J’ai fini mon jardinage et mon débarbouillage, mon bon petit homme, mon ménage esta fait et je suis habillée. Je suis prête à recevoir mes convives. J’ai vu tout à l’heure la marchande de modes, mon chapeau de velours est bien fané et bien surannéb et n’est plus guèrec bon que pour la pluie et la tempête. Cependant je n’ai pas osé prendre sur moi d’en commander un autre avant de t’avoir consulté. Ce que tu voudras je voudrai et sans murmurer encore, c’est ça qui est beau. Mais c’est que je t’aime de toutes mes forces et que je ne crains rien tant au monde que de te déplaire. Voici aussi la couturière pour ma Clairette [3]. Quant à moi je ne me fais pas faire la plus petite robe c’est convenu et je ne m’en plains pas.
Jour mon petit Toto, je t’aime, bonjour mon pauvre amour. Tu es à Saint-Prix [4] sans aucun doute, mon cher bien-aimé, et je ne peux pas espérer te voir avant minuit. C’EST BIEN SÈCHE [5], vous ne sentez pas cela comme moi, vous, parce que vous ne m’aimez pas comme je vous aime. Vous êtes un affreux bonhomme qui ne songez qu’à regarder la forme de votre paletot et la petitesse de votre ceinture. Vous croyez que je ne vous vois pas mais comme j’ai toujours les yeux sur vous je vous vois et je vous admire. Chère âme je vis avec toi comme avec mon enfant parce que ta douceur est ravissante mais dans le cœur je t’adore et je te divinise comme un pauvre petit bon Dieu que tu es.

Juliette

BnF, Mss, NAF, 16343, f. 143-144
Transcription de Chantal Brière

a) « est ménage ».
b) « surannée ».
c) « guerre ».

Notes

[1Hugo et Juliette achèvent un voyage de deux mois qui les a conduits sur les bords du Rhin. Ils arrivent à Paris le 1er novembre.

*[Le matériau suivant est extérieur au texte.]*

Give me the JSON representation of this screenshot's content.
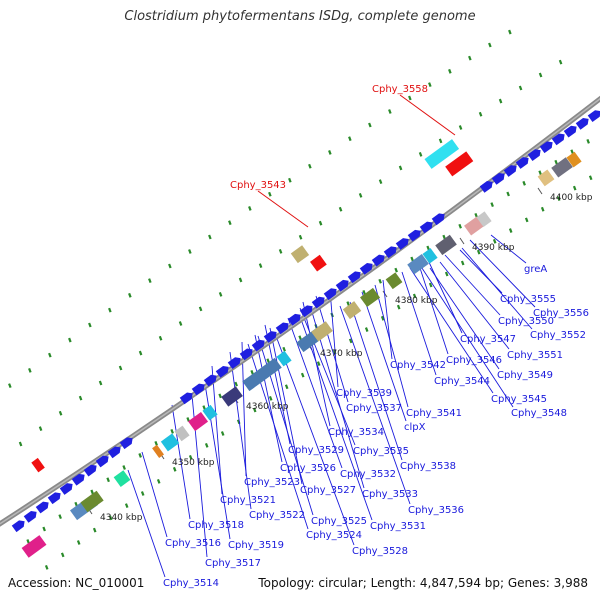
{
  "title": "Clostridium phytofermentans ISDg, complete genome",
  "footer": {
    "accession": "Accession: NC_010001",
    "summary": "Topology: circular; Length: 4,847,594 bp; Genes: 3,988"
  },
  "colors": {
    "backbone": "#8a8a8a",
    "label_blue": "#1a1adc",
    "label_red": "#e01010",
    "tick_green": "#2a8a2a"
  },
  "kbp_ticks": [
    {
      "label": "4340 kbp"
    },
    {
      "label": "4350 kbp"
    },
    {
      "label": "4360 kbp"
    },
    {
      "label": "4370 kbp"
    },
    {
      "label": "4380 kbp"
    },
    {
      "label": "4390 kbp"
    },
    {
      "label": "4400 kbp"
    }
  ],
  "red_labels": [
    "Cphy_3558",
    "Cphy_3543"
  ],
  "blue_labels": [
    "greA",
    "Cphy_3555",
    "Cphy_3556",
    "Cphy_3550",
    "Cphy_3552",
    "Cphy_3547",
    "Cphy_3551",
    "Cphy_3546",
    "Cphy_3549",
    "Cphy_3542",
    "Cphy_3544",
    "Cphy_3545",
    "Cphy_3548",
    "Cphy_3539",
    "Cphy_3537",
    "Cphy_3541",
    "Cphy_3534",
    "clpX",
    "Cphy_3529",
    "Cphy_3535",
    "Cphy_3526",
    "Cphy_3538",
    "Cphy_3532",
    "Cphy_3523",
    "Cphy_3527",
    "Cphy_3533",
    "Cphy_3521",
    "Cphy_3536",
    "Cphy_3522",
    "Cphy_3525",
    "Cphy_3531",
    "Cphy_3518",
    "Cphy_3524",
    "Cphy_3516",
    "Cphy_3519",
    "Cphy_3528",
    "Cphy_3517",
    "Cphy_3514"
  ]
}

[2La famille Hugo s’était installée pour la saison d’été au château de la Terrasse à Saint-Prix. Hugo s’y rendait très régulièrement et revenait par la diligence de nuit. Il semble pourtant qu’à cette date Mme Hugo et ses enfants soient de retour à Paris depuis plusieurs jours.

[3Sobriquet pour Claire.

[4La famille Hugo s’était installée pour la saison d’été au château de la Terrasse à Saint-Prix. Hugo s’y rendait très régulièrement et revenait par la diligence de nuit. Il semble pourtant qu’à cette date Mme Hugo et ses enfants soient de retour à Paris depuis plusieurs jours.

[5C’est bien sèche : c’est bien sec, dur, aride, désagréable.